Братья
Шрифт:
– Кто ж еще, черт побери!
– На нас упала посуда. Кунцу расшибло голову. Что это было, господин фельдфебель?
– Это я сам бы хотел знать. Господи, боже мой! Потолок свалился на отбивные! Что я подам господам офицерам?
Надо куда-то деть проволоку. Мальчики из СД начинают с того, что выворачивают карманы. Уж он-то знает!
Как там фрау Гертруда? Жива ли?
– У Кунца вся голова в крови, - сказал перепуганный солдат.
– Перевяжи посудным полотенцем. И давай чистить плиту. Может, удастся спасти отбивные.
Шанце
– Сидите?… Шнель, шнель!… На кухня есть авария!
Поварихи замерли с ножами в руках, и лица их были белее поварских колпаков.
Гертруда Иоганновна зашла в артистическую. Все должно быть, как всегда, как каждый вечер, никаких отклонений, никаких особенностей.
Танцовщицы вертелись перед зеркалом. Их осталось только четыре. Двух пришлось отправить обратно в Гамбург, к мамам.
– Готовы, девочки?
– Да, фрау Копф, - ответила рыжая.
– Можно нам немножко порепетировать в коридоре?
– Идите.

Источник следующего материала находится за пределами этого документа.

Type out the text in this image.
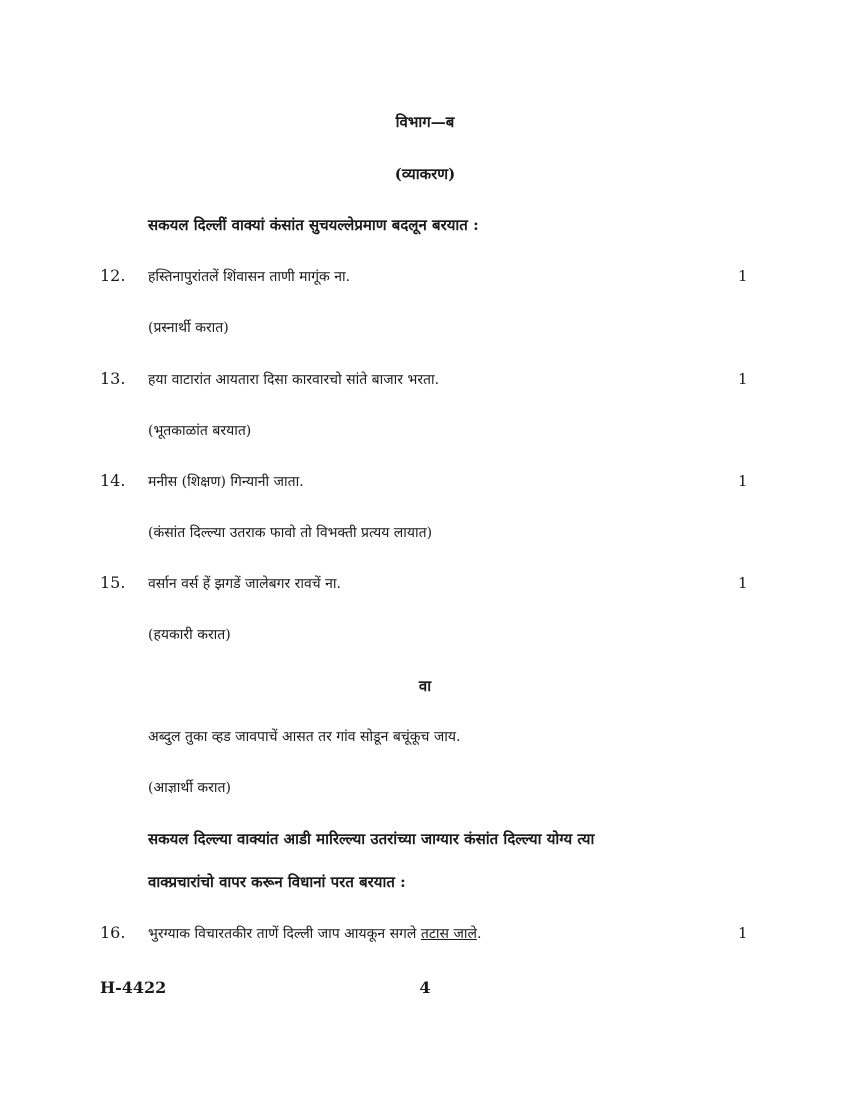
विभाग—ब
(व्याकरण)
सकयल दिल्लीं वाक्यां कंसांत सुचयल्लेप्रमाण बदलून बरयात :
12. हस्तिनापुरांतलें शिंवासन ताणी मागूंक ना.	1
(प्रस्नार्थी करात)
13. हया वाटारांत आयतारा दिसा कारवारचो सांते बाजार भरता.	1
(भूतकाळांत बरयात)
14. मनीस (शिक्षण) गिन्यानी जाता.	1
(कंसांत दिल्ल्या उतराक फावो तो विभक्ती प्रत्यय लायात)
15. वर्सान वर्स हें झगडें जालेबगर रावचें ना.	1
(हयकारी करात)
वा
अब्दुल तुका व्हड जावपाचें आसत तर गांव सोडून बचूंकूच जाय.
(आज्ञार्थी करात)
सकयल दिल्ल्या वाक्यांत आडी मारिल्ल्या उतरांच्या जाग्यार कंसांत दिल्ल्या योग्य त्या
वाक्प्रचारांचो वापर करून विधानां परत बरयात :
16. भुरग्याक विचारतकीर ताणें दिल्ली जाप आयकून सगले तटास जाले.	1
H-4422	4
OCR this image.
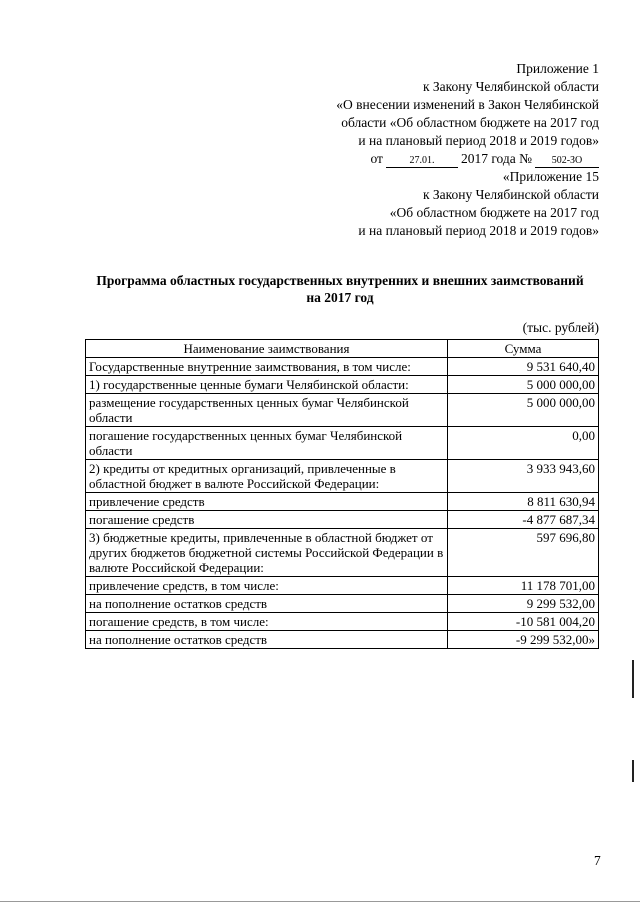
Приложение 1
к Закону Челябинской области
«О внесении изменений в Закон Челябинской
области «Об областном бюджете на 2017 год
и на плановый период 2018 и 2019 годов»
от	27.01.	2017 года №	502-ЗО
«Приложение 15
к Закону Челябинской области
«Об областном бюджете на 2017 год
и на плановый период 2018 и 2019 годов»
Программа областных государственных внутренних и внешних заимствований
на 2017 год
(тыс. рублей)
Наименование заимствования	Сумма
Государственные внутренние заимствования, в том числе:	9 531 640,40
1) государственные ценные бумаги Челябинской области:	5 000 000,00
размещение государственных ценных бумаг Челябинской области	5 000 000,00
погашение государственных ценных бумаг Челябинской области	0,00
2) кредиты от кредитных организаций, привлеченные в областной бюджет в валюте Российской Федерации:	3 933 943,60
привлечение средств	8 811 630,94
погашение средств	-4 877 687,34
3) бюджетные кредиты, привлеченные в областной бюджет от других бюджетов бюджетной системы Российской Федерации в валюте Российской Федерации:	597 696,80
привлечение средств, в том числе:	11 178 701,00
на пополнение остатков средств	9 299 532,00
погашение средств, в том числе:	-10 581 004,20
на пополнение остатков средств	-9 299 532,00»
7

И не очень утомляйтесь. Сегодня вы должны станцевать, как никогда!
– Мы понимаем, фрау Копф.
– Рыжая выскочила в коридор. За нею остальные.
Флич в белой манишке, черном фраке и лакированных туфлях стоял в углу комнаты, гонял на ладони медный пятак.

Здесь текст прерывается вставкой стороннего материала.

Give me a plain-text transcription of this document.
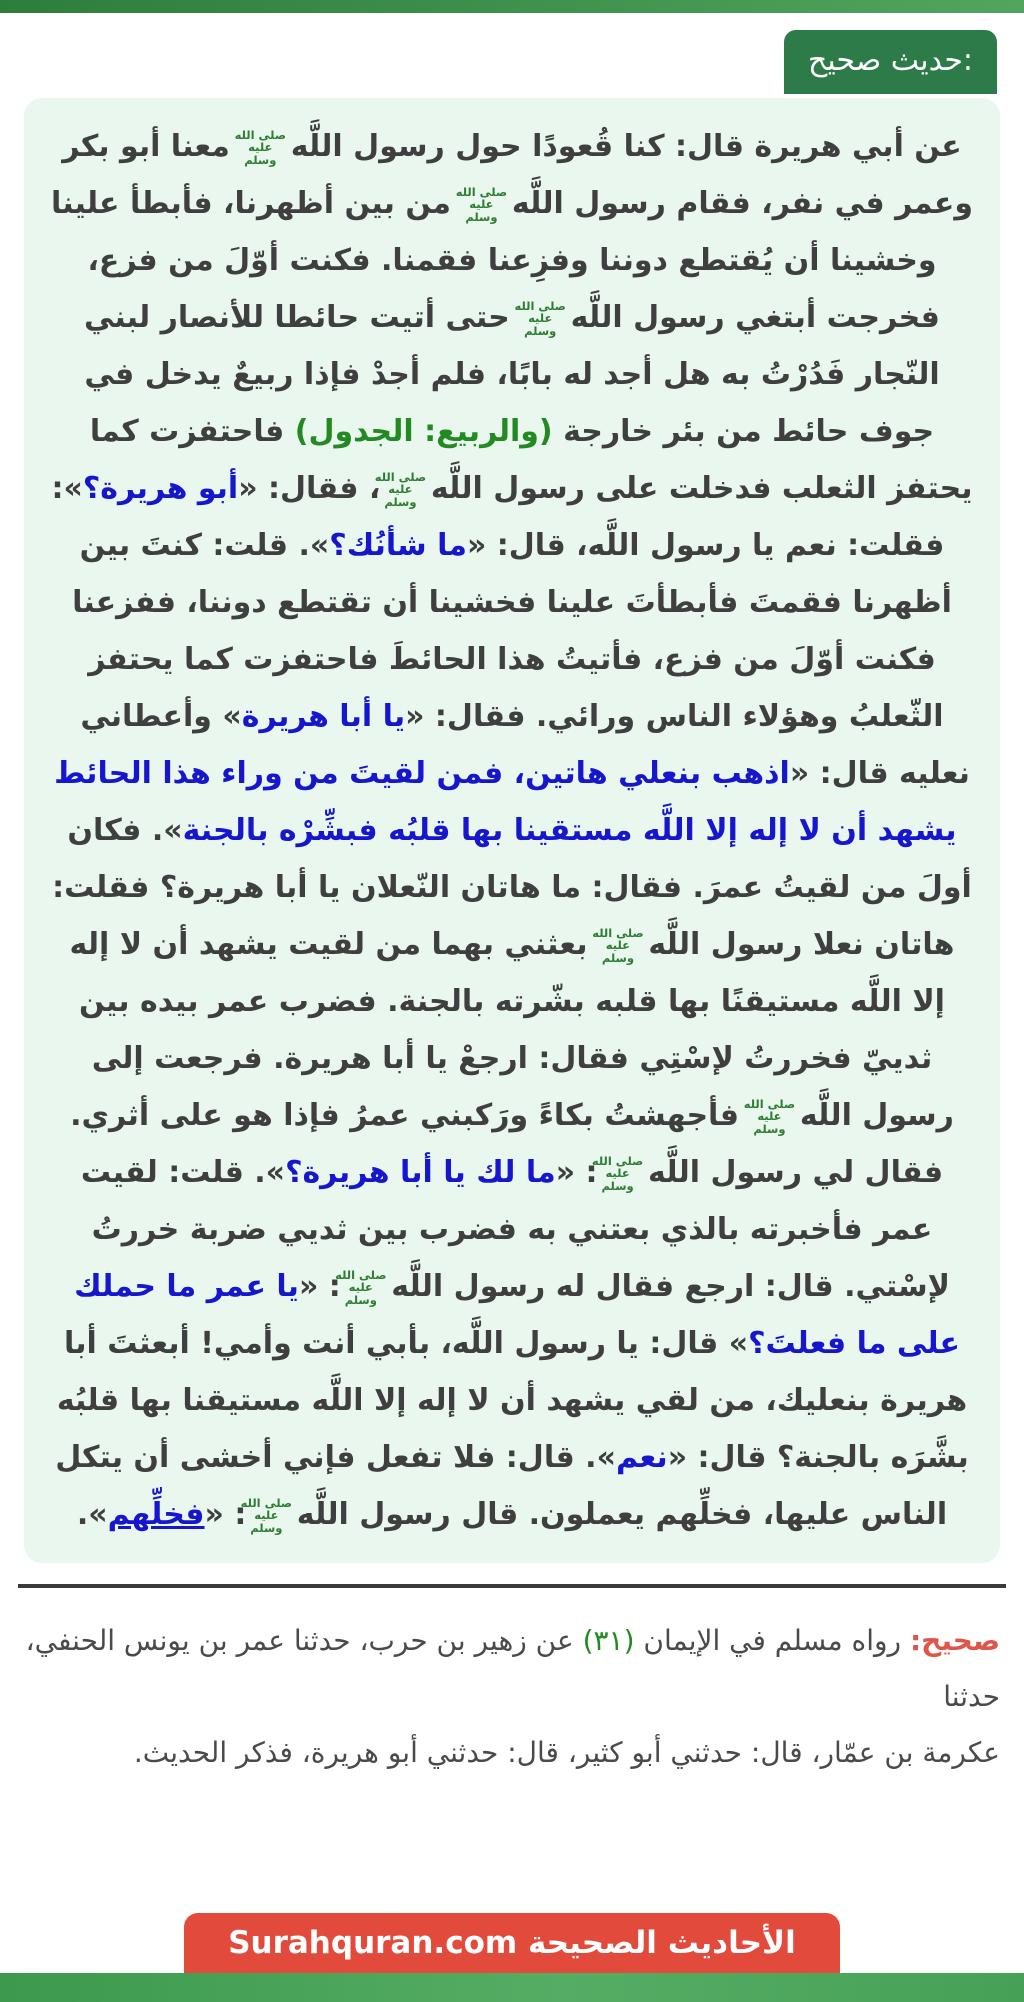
حديث صحيح:

عن أبي هريرة قال: كنا قُعودًا حول رسول اللَّه
صلى الله
عليه
وسلم
معنا أبو بكر وعمر في نفر، فقام رسول اللَّه
صلى الله
عليه
وسلم
من بين أظهرنا، فأبطأ علينا وخشينا أن يُقتطع دوننا وفزِعنا فقمنا. فكنت أوّلَ من فزع، فخرجت أبتغي رسول اللَّه
صلى الله
عليه
وسلم
حتى أتيت حائطا للأنصار لبني النّجار فَدُرْتُ به هل أجد له بابًا، فلم أجدْ فإذا ربيعٌ يدخل في جوف حائط من بئر خارجة (والربيع: الجدول) فاحتفزت كما يحتفز الثعلب فدخلت على رسول اللَّه
صلى الله
عليه
وسلم
، فقال: «أبو هريرة؟»: فقلت: نعم يا رسول اللَّه، قال: «ما شأنُك؟». قلت: كنتَ بين أظهرنا فقمتَ فأبطأتَ علينا فخشينا أن تقتطع دوننا، ففزعنا فكنت أوّلَ من فزع، فأتيتُ هذا الحائطَ فاحتفزت كما يحتفز الثّعلبُ وهؤلاء الناس ورائي. فقال: «يا أبا هريرة» وأعطاني نعليه قال: «اذهب بنعلي هاتين، فمن لقيتَ من وراء هذا الحائط يشهد أن لا إله إلا اللَّه مستقينا بها قلبُه فبشِّرْه بالجنة». فكان أولَ من لقيتُ عمرَ. فقال: ما هاتان النّعلان يا أبا هريرة؟ فقلت: هاتان نعلا رسول اللَّه
صلى الله
عليه
وسلم
بعثني بهما من لقيت يشهد أن لا إله إلا اللَّه مستيقنًا بها قلبه بشّرته بالجنة. فضرب عمر بيده بين ثدييّ فخررتُ لإسْتِي فقال: ارجعْ يا أبا هريرة. فرجعت إلى رسول اللَّه
صلى الله
عليه
وسلم
فأجهشتُ بكاءً ورَكبني عمرُ فإذا هو على أثري. فقال لي رسول اللَّه
صلى الله
عليه
وسلم
: «ما لك يا أبا هريرة؟». قلت: لقيت عمر فأخبرته بالذي بعتني به فضرب بين ثديي ضربة خررتُ لإسْتي. قال: ارجع فقال له رسول اللَّه
صلى الله
عليه
وسلم
: «يا عمر ما حملك على ما فعلتَ؟» قال: يا رسول اللَّه، بأبي أنت وأمي! أبعثتَ أبا هريرة بنعليك، من لقي يشهد أن لا إله إلا اللَّه مستيقنا بها قلبُه بشَّرَه بالجنة؟ قال: «نعم». قال: فلا تفعل فإني أخشى أن يتكل الناس عليها، فخلِّهم يعملون. قال رسول اللَّه
صلى الله
عليه
وسلم
: «فخلِّهم».

صحيح: رواه مسلم في الإيمان (٣١) عن زهير بن حرب، حدثنا عمر بن يونس الحنفي، حدثنا

عكرمة بن عمّار، قال: حدثني أبو كثير، قال: حدثني أبو هريرة، فذكر الحديث.

الأحاديث الصحيحة Surahquran.com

Федорович малиновым пятном рубахи выделялся на фоне окна.
Петра не было. Обычно он вертелся в артистической. Сейчас она его закрыла в номере. Никто не знает, чем обернется взрыв. Они все здесь, в артистической, могут погибнуть. Там, в номере, безопаснее. По крайней мере так ей казалось.

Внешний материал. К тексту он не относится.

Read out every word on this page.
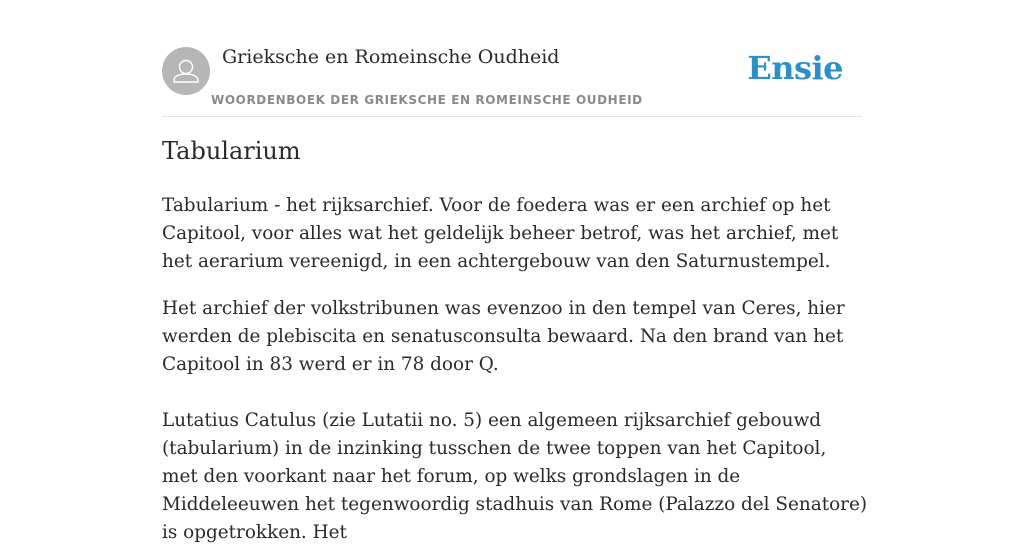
Grieksche en Romeinsche Oudheid
WOORDENBOEK DER GRIEKSCHE EN ROMEINSCHE OUDHEID
Ensie
Tabularium

Tabularium - het rijksarchief. Voor de foedera was er een archief op het Capitool, voor alles wat het geldelijk beheer betrof, was het archief, met het aerarium vereenigd, in een achtergebouw van den Saturnustempel.

Het archief der volkstribunen was evenzoo in den tempel van Ceres, hier werden de plebiscita en senatusconsulta bewaard. Na den brand van het Capitool in 83 werd er in 78 door Q.

Lutatius Catulus (zie Lutatii no. 5) een algemeen rijksarchief gebouwd (tabularium) in de inzinking tusschen de twee toppen van het Capitool, met den voorkant naar het forum, op welks grondslagen in de Middeleeuwen het tegenwoordig stadhuis van Rome (Palazzo del Senatore) is opgetrokken. Het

Она сцепила пальцы. Флич заметил, как они побелели. Это единственное, чем она выдала свое волнение.
Потом за стеной глухо зазвучал марш. И десяток глоток крикнули:
– Хайль!
Гертруда Иоганновна поняла, что открыли занавес.
– Хайль!
Сейчас солдат выключит рубильник.
Третье "Хайль!" слилось с грохотом.
Здание дрогнуло. На стене возле двери возникла трещина. С потолка посыпалась известка. Гертруде Иоганновне казалось, что сейчас рухнут стены. Она зажмурила глаза. Она готова ко всему.
Со звоном упала со стола "волшебная" ваза.
В коридоре закричала женщина.
Федоровича качнуло. Он выдавил локтем оконное стекло.
– Бомбят?
Ему никто не ответил. Комната была полна белой пыли.
– Все, - сказала Гертруда Иоганновна и открыла глаза.
– Мы сейшас не уйдем. Не пропустят. Это не бомбят. Это взорвали ресторацию.
– Взорвали?… Кто?… - пробасил Федорович, понимая, что задал глупый вопрос.
– Мне надо идти туда. А ноги не слушают. Как наверху Петер?
– Я схожу, - Флич двинулся к двери.
– Нет. Сейшас опасно. Мы все потрясены и нишего не понимаем.
Штурмбанфюрер Гравес задыхался. Сверху наваливалось что-то тяжелое, расплющивало тело. Дышать нечем. В ушах звон, словно рядом непрерывно бьют и не могут разбить одну и ту же тарелку. Перед глазами вспыхивает радугой падающая с потолка люстра.
Он попробовал сбросить с себя давящую тяжесть. Сил не хватило. Тогда он стал выползать из-под нее медленно, сантиметр за сантиметром. И после каждого усилия падала, ярко вспыхивая, люстра. Наваждение!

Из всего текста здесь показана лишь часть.